I knew there is or was a Lingerie Football League for women and every so often some high school or college will have a woman player on the team. I didn’t know that women’s football – or at least attempts at creating women’s football – went back to the 1930s. The article reports: “In October 1939, history was made as the first full-contact women’s football game to be played in Los Angeles took place at Gilmore Stadium. The Chet Relph Hollywood Stars faced off against the Marshall Clampett Amazons of Los Angeles in front of two thousand five hundred spectators. The Los Angeles Times was on hand to cover the game in full detail, and Life magazine would feature a two-page photo spread of the players in the November 22 issue.”
The article also reports that the newspaper and Life were complimentary about the level of competition on the field and reported that it “was no powder puff battle.” But as you could have guessed, many football enthusiasts in the sports writing ranks were not fans.
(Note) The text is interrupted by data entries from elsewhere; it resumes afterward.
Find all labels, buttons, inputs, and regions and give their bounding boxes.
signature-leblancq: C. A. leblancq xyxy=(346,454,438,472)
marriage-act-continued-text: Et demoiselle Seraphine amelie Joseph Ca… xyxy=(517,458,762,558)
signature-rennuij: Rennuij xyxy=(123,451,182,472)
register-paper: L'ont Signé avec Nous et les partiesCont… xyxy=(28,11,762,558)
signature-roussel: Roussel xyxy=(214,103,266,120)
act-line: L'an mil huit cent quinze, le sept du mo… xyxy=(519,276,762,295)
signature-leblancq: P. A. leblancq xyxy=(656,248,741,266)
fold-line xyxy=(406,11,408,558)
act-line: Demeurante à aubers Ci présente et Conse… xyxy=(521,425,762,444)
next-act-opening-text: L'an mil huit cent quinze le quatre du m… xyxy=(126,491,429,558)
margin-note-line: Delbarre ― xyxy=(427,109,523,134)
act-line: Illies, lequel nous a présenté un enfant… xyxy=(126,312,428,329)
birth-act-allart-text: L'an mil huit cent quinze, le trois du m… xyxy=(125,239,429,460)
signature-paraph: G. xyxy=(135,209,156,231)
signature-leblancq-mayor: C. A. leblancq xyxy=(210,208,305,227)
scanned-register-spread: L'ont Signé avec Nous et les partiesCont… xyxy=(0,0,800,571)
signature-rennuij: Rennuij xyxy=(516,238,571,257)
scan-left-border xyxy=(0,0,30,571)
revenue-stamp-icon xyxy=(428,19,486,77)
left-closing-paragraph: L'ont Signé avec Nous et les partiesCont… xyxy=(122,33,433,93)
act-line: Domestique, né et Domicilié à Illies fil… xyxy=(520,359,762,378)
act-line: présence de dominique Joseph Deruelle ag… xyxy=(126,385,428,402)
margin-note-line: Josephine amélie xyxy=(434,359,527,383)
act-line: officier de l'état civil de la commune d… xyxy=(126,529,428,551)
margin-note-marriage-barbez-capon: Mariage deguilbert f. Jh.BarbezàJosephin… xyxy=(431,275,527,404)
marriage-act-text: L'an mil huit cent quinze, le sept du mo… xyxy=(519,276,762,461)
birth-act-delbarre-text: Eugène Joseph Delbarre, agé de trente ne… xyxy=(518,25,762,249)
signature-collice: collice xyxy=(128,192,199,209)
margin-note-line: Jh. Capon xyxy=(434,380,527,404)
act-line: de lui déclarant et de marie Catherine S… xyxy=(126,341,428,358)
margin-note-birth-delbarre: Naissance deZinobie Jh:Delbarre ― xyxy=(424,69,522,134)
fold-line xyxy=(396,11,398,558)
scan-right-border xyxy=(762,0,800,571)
Some medical men also expressed concerns for the players because “a woman’s body is not heavily muscled, cannot withstand knocks. A blow, either on the breast or in the abdominal region, may result in cancer or internal injury. A woman’s nervous system is also too delicate for such rough play.”
Also in 1939, an educator in Nebraska fashioned a women’s game with six players on a side, a smaller field, and more passing to make it safer for the girls. It was known as “powder puff football” and became popular around the country for a while. During the war years, another attempt was made to create a professional women’s league (a la the women’s baseball league). In 1945, a college in South Dakota who had only three men enrolled due to the war fielded a women’s team so that the traditional homecoming game could be played. But that was a one-off and remains an oddity.
Another blogpost I saw online noted several isolated attempts to create women’s football leagues through the decades including in the ‘modern’ era with plastic helmets, faceguards, shoulder pads, etc.
I like women’s sports. I actually prefer women’s college basketball to men’s. I watch a lot of the college women’s softball playoffs each spring. And I watch women’s professional golf on TV. But I can’t get into the idea of women’s football. Even the sight of all those athletic female fannies in tight football britches can’t entice me. Crossdressed football maybe? Nah. There’s gotta be a line somewhere.